The Markets
We typically think of stock market volatility as a “bad” thing, but last week, we saw the “upside” of volatility.
As the chart indicates below, the broad-based S&P 500 index rose a stunning 12% for the week. Barron’s said it was the largest one-week gain in that index since 1974. In the holiday-shortened week, the S&P 500 index rose all four days that the market was open for trading. So, yes, last week was volatile, but it was all “good” volatility. By contrast, Bespoke Investment Group said for the 50 trading days ending November 23, the S&P 500 averaged nearly a 4% daily move up or down - the majority of which were down (i.e., bad volatility). Bespoke says that was the most volatile period in the history of the S&P 500 index.
Thanks to last week, the S&P 500 has now risen 19% since its November 20 closing low, according to data from Yahoo! Finance. We’d call that a very powerful rally!
The ironic part of last week’s rally is that the economic news is still terrible. Data from the Commerce Department showed orders for U.S. made durable goods fell 6.2% in October, which was the largest decline in two years, according to MarketWatch. The Commerce Department also reported that consumer spending declined 1% in October, its largest decline since the September 2001 terrorist attacks. And, of course, housing is still in trouble. The Case-Shiller home price index published last week by Standard & Poor’s showed home prices in 20 major U.S. cities fell a record 17.4% on a year-over-year basis.
The fact that the market soared last week in spite of this weak economic news is a positive development.

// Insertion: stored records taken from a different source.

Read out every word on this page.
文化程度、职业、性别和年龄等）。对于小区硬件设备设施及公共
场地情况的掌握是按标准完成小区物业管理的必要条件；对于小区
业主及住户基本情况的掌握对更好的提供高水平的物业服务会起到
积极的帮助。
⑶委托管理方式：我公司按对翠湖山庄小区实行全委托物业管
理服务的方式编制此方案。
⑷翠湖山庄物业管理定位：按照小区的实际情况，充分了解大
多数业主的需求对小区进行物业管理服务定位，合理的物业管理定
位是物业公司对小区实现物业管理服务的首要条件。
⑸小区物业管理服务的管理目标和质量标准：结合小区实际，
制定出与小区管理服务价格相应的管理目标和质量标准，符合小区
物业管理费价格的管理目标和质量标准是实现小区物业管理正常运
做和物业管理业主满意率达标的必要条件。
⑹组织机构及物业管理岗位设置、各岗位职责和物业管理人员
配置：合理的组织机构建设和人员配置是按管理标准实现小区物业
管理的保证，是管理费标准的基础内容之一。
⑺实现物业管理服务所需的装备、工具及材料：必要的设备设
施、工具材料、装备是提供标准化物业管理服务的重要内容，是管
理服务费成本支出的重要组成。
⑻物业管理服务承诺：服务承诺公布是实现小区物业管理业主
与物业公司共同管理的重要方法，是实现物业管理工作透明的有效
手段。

Remember, the stock market tends to turn around before the economy does, so perhaps investors are starting to see some light at the end of the tunnel. We’ll have to wait and see if that light gets any brighter over the next few weeks.
SOME WISDOM never goes out of style. Below are a few of the late Sir John Templeton’s 22 Principles for Successful Investing that we think are worth remembering in this volatile market environment:
1. Outperforming the majority of investors requires doing what they are not doing.
2. Buy when pessimism is at its maximum, sell when optimism is at its maximum.
3. Buying when others have despaired, and selling when they are full of hope, takes fortitude.
4. Bear markets aren’t forever. Prices usually turn up a year before the business cycle hits bottom.
5. Buy what other people buy and you will succeed or fail as other people do.
6. Invest worldwide.
7. When your method becomes popular, switch to an unpopular method.
8. Stay flexible. No asset or method is forever.
9. Stock market investing takes more skill than any other kind of investing.
Source: The Templeton Touch (1983), by William Proctor.
Templeton makes it sound simple, but we know from experience that successful investing is anything but simple!
Weekly Focus - Think Inspiration, Not Spending
After you cover your basic needs, you have a choice on what to do with your money. You can save it, spend it, or redirect it to higher purposes. Prudent planning suggests that you save a certain amount, but, after that, how do you determine how much to spend for your own gratification versus redirecting toward serving your highest commitments and deepest values? One of the best ways to answer that question is to ask yourself, “Whom do I want to become?” Once you know the answer to that question, the path you should follow will unfold… and it may surprise you.